Maka, salah satu yang dianjurkan supaya sholat mencapai kualitas yang lebih tinggi dilakukanlah dengan berjamaah. Karena ketika seseorang sholat sendiri, belum tentu sholatnya diterima dan kekhusyuannya juga terjamin, sedangkan apabila sholat berjamaah otomatis terjamin.
Kenapa terjamin? Karena sholat dilakukan secara berjamaah, Allah mengutus malaikat untuk melihat siapa yang paling bagus bacaannya itu dari imam dulu, imam sholat apakah syarat dan rukun yang diajarkan fiqih dan tatacara sholat yang diajarkan Rasulullah sudah dilihat bagus ya bagus, begitu lihat kekhusyuannya ternyata imam ga khusyu, lalu Allah memerintahkan kalau imam tidak khusyu maka lihatlah barisan paling depan, tidak ada yang khusyu, barisan kedua, tidak juga ada yang khusyu, barisan ke empat, tidak ada juga yang khusyu, ternyata hanya 1 di barisan paling belakang.

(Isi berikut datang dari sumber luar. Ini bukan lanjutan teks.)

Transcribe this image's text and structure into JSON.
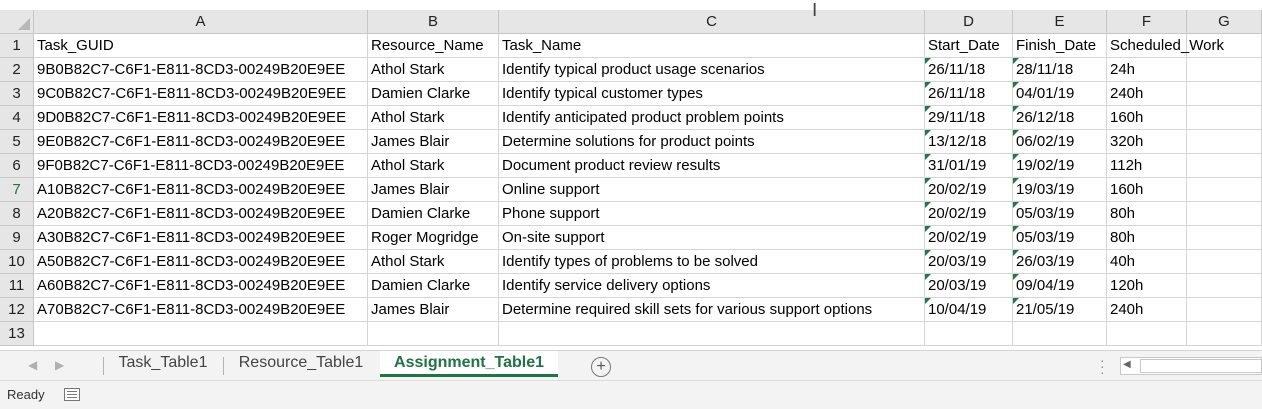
{
  "columns": [
    "A",
    "B",
    "C",
    "D",
    "E",
    "F",
    "G"
  ],
  "rows": [
    {
      "num": "1",
      "cells": [
        "Task_GUID",
        "Resource_Name",
        "Task_Name",
        "Start_Date",
        "Finish_Date",
        "Scheduled_Work",
        ""
      ]
    },
    {
      "num": "2",
      "cells": [
        "9B0B82C7-C6F1-E811-8CD3-00249B20E9EE",
        "Athol Stark",
        "Identify typical product usage scenarios",
        "26/11/18",
        "28/11/18",
        "24h",
        ""
      ]
    },
    {
      "num": "3",
      "cells": [
        "9C0B82C7-C6F1-E811-8CD3-00249B20E9EE",
        "Damien Clarke",
        "Identify typical customer types",
        "26/11/18",
        "04/01/19",
        "240h",
        ""
      ]
    },
    {
      "num": "4",
      "cells": [
        "9D0B82C7-C6F1-E811-8CD3-00249B20E9EE",
        "Athol Stark",
        "Identify anticipated product problem points",
        "29/11/18",
        "26/12/18",
        "160h",
        ""
      ]
    },
    {
      "num": "5",
      "cells": [
        "9E0B82C7-C6F1-E811-8CD3-00249B20E9EE",
        "James Blair",
        "Determine solutions for product points",
        "13/12/18",
        "06/02/19",
        "320h",
        ""
      ]
    },
    {
      "num": "6",
      "cells": [
        "9F0B82C7-C6F1-E811-8CD3-00249B20E9EE",
        "Athol Stark",
        "Document product review results",
        "31/01/19",
        "19/02/19",
        "112h",
        ""
      ]
    },
    {
      "num": "7",
      "cells": [
        "A10B82C7-C6F1-E811-8CD3-00249B20E9EE",
        "James Blair",
        "Online support",
        "20/02/19",
        "19/03/19",
        "160h",
        ""
      ]
    },
    {
      "num": "8",
      "cells": [
        "A20B82C7-C6F1-E811-8CD3-00249B20E9EE",
        "Damien Clarke",
        "Phone support",
        "20/02/19",
        "05/03/19",
        "80h",
        ""
      ]
    },
    {
      "num": "9",
      "cells": [
        "A30B82C7-C6F1-E811-8CD3-00249B20E9EE",
        "Roger Mogridge",
        "On-site support",
        "20/02/19",
        "05/03/19",
        "80h",
        ""
      ]
    },
    {
      "num": "10",
      "cells": [
        "A50B82C7-C6F1-E811-8CD3-00249B20E9EE",
        "Athol Stark",
        "Identify types of problems to be solved",
        "20/03/19",
        "26/03/19",
        "40h",
        ""
      ]
    },
    {
      "num": "11",
      "cells": [
        "A60B82C7-C6F1-E811-8CD3-00249B20E9EE",
        "Damien Clarke",
        "Identify service delivery options",
        "20/03/19",
        "09/04/19",
        "120h",
        ""
      ]
    },
    {
      "num": "12",
      "cells": [
        "A70B82C7-C6F1-E811-8CD3-00249B20E9EE",
        "James Blair",
        "Determine required skill sets for various support options",
        "10/04/19",
        "21/05/19",
        "240h",
        ""
      ]
    },
    {
      "num": "13",
      "cells": [
        "",
        "",
        "",
        "",
        "",
        "",
        ""
      ]
    }
  ],
  "active_row": "7",
  "sheet_tabs": [
    {
      "label": "Task_Table1",
      "active": false
    },
    {
      "label": "Resource_Table1",
      "active": false
    },
    {
      "label": "Assignment_Table1",
      "active": true
    }
  ],
  "status": {
    "text": "Ready"
  },
  "icons": {
    "add_sheet": "plus-circle-icon",
    "cursor": "i-beam-cursor-icon",
    "macro": "macro-recording-icon"
  },
  "colors": {
    "accent": "#217346",
    "error_indicator": "#1e7a45",
    "header_bg": "#e6e6e6"
  }
}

“Itu kualitas yang diajarkan tasawuf, nah kualitas yang dijaga itu, dari banyaknya orang, 90 persen yang tidak khusyu, hanya 10 persen yang khusyu, maka yang 100 persen jamaah ini dilebur dan diterima semua sholatnya karena 10 orang ini. Bahkan, jika pun hanya 1 orang saja yang khusyu dari 99 persen yang tidak khusyu, ini diterima sholatnya oleh Allah sebagai ibadah yang khusyu,” tambah Mursyidah.
Lalu bagaimana jika sholat tersebut tidak mengikuti contoh dari Rasulullah? Menurut Mursyidah, sekali lagi jika aspek lahiriyah seperti syarat dan rukun sholat terpenuhi, maka shalatnya sah. Hanya saja, Rasulullah sudah memberikan panduan bagaimana tatacara sholat berjamaah tersebut.
“Meskipun sholatnya sah, Rasulullah memberikan panduan bahwa sholat berjamaah itu harus mengikuti aturan, yang pertama laki-laki dewasa harus di barisan depan, di barisan belakangnya anak-anak laki-laki, barisan berikutnya anak-anak perempuan baris memanjang ke kanan, kemudian yang paling belakang adalah ibu-ibu,” kata Mursyidah.
Jadi, ibu-ibu ini sebagai tut wuri handayani yang melihat anak-anaknya sholat. Jadi, itulah sholat (berjamaah) yang diajarkan Rasulullah turun temurun, semua mazhab Syafi’i, Hanbali, Maliki tidak ada yang berbeda terhadap aturan ini.
"Nah kalau tidak mengikuti tatacara ini lalu untuk apa sholat berjamaah? Dia kehilangan keafdholan," ucapnya.
Padahal untuk memperoleh keafdholan, untuk memperoleh nilai yang lebih tinggi, itulah yang ditiru, kita semua memburu itu. Berjamaah yang lebih afdhol seperti tatacara yang diajarkan rasulullah. Kalau tidak seperti itu lalu untuk apa.